Faculty of Arts and Sciences headshots.

The Association for Africanist Anthropology (AfAA) is honored to announce that Louisa Lombard will deliver the AfAA Distinguished Lecture during the AfAA Business Meeting (on Friday evening, November 21) at the 2025 AAA Annual Meeting, held in New Orleans, Louisiana, from November 19–23, 2025.

Lecture Title:
Studying Soldiers: From Military Rule to Cosmopolitan Careers

“Many anthropologists have studied African rebels. Fewer have studied African soldiers. There are understandable reasons, both practical and ideological, for that discrepancy. It is nonetheless time to turn to soldiers. Across a broad swathe of West Africa and the Sahel, soldiers rule. Elsewhere on the continent, soldiers are deployed domestically, often far from their homes and increasingly alongside soldiers from neighboring countries, as is the case in Mozambique’s northernmost Cabo Delgado prefecture, where Mozambican soldiers from the south are stationed alongside thousands of Rwandan soldiers engaged in counterinsurgency operations. One common anthropological approach to militaries has been to critique soldiers’ effects, both on society and on people working in military institutions. In this talk, I draw on my research with Rwandan soldiers to make the case for alternative approaches. Militaries, I argue, are as cultural as any other social institution. While in recent Euro/American history a sharp divide has emerged between the military and everyone else, that is not the case in most African settings, and there is more to learn about the varied cultures of the laws of war. Soldiering has become an unexpected vector for middle-class life and cosmopolitanism, given that many African soldiers repeatedly serve abroad, often as peacekeepers, and become involved with people in the places where they deploy. Soldiers can also be hugely destructive. Their social effects are varied, and even contradictory, and, I argue, expanding – and not just in Africa”

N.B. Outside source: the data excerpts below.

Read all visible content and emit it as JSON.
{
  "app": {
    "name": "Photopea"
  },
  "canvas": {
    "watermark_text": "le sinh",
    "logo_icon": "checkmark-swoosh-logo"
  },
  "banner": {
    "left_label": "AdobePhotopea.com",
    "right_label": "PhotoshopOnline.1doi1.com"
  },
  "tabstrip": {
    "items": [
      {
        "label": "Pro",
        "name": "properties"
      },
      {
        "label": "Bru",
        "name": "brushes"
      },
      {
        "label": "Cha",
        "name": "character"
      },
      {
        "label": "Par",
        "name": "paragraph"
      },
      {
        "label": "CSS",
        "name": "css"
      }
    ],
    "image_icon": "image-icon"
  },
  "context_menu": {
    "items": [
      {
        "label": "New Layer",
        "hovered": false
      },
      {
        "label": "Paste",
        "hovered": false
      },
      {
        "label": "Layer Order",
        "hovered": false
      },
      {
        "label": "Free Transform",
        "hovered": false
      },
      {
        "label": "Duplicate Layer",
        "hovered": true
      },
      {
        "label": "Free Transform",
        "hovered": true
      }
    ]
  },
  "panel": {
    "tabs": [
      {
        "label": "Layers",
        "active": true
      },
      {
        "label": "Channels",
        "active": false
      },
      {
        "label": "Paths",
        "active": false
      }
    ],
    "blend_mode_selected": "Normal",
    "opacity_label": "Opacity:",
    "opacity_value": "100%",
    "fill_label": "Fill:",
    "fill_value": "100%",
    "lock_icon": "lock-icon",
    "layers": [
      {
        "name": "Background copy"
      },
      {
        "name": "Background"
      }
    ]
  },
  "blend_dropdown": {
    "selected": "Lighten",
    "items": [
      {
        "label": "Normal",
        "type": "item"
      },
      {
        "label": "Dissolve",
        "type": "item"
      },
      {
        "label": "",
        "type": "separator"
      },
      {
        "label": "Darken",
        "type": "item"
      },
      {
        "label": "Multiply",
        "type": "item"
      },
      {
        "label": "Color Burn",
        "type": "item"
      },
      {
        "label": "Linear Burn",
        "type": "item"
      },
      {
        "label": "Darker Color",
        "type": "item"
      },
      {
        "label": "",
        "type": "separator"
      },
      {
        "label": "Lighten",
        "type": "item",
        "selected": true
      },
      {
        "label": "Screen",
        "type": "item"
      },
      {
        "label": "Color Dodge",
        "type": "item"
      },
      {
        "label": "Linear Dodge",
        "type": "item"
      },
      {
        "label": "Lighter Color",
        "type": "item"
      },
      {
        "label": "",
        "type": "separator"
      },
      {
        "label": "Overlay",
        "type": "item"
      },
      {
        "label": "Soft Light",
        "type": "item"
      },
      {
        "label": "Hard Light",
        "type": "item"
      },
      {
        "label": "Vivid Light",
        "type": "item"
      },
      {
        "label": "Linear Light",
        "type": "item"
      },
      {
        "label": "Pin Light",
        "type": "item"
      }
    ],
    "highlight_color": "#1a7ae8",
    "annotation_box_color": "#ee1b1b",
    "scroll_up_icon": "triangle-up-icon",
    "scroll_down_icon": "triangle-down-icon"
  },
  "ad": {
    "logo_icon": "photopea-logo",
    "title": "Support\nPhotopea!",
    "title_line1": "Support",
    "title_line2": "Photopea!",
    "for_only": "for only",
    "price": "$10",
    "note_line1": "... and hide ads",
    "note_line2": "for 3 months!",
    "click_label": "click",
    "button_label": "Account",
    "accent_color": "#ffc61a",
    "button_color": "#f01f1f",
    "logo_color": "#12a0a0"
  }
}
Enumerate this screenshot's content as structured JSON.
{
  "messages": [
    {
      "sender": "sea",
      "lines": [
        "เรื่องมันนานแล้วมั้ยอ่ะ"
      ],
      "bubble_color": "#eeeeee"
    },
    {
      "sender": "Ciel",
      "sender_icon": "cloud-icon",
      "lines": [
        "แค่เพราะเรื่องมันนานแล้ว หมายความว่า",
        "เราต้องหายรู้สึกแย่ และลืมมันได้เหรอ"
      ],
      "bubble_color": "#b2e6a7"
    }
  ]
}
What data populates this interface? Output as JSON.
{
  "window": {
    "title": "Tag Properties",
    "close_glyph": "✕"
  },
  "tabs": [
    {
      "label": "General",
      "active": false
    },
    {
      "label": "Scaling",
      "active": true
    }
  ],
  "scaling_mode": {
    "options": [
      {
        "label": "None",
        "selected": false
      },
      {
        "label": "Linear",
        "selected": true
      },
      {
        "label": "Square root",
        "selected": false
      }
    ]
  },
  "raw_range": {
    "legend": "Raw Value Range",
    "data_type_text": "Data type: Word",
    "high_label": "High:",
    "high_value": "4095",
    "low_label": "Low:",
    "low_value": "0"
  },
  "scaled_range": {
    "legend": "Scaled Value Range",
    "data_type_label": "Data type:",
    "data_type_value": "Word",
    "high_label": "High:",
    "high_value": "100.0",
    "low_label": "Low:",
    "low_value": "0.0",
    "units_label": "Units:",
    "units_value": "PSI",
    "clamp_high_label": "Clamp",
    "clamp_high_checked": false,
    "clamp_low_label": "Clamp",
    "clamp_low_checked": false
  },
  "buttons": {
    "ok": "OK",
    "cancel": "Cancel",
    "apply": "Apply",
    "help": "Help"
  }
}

Louisa Lombard is a leading anthropologist whose work explores the dynamics of armed life in Central Africa. Her research brings ethnographic depth to the study of conflict, conservation, and governance, with a focus on the lives and logics of soldiers, rebels, and anti-poaching guards. She is the author of State of Rebellion and Hunting Game, and currently serves as Associate Professor of Anthropology at Yale University. Learn more about her work.

This year’s AAA Annual Meeting theme, “Ghosts,” invites reflection on how the past haunts the present. Lombard’s lecture will offer a powerful engagement with this theme through the lens of militarized life and the spectral traces of violence, memory, and statecraft.

We warmly invite all AfAA members and conference attendees to join us for this event.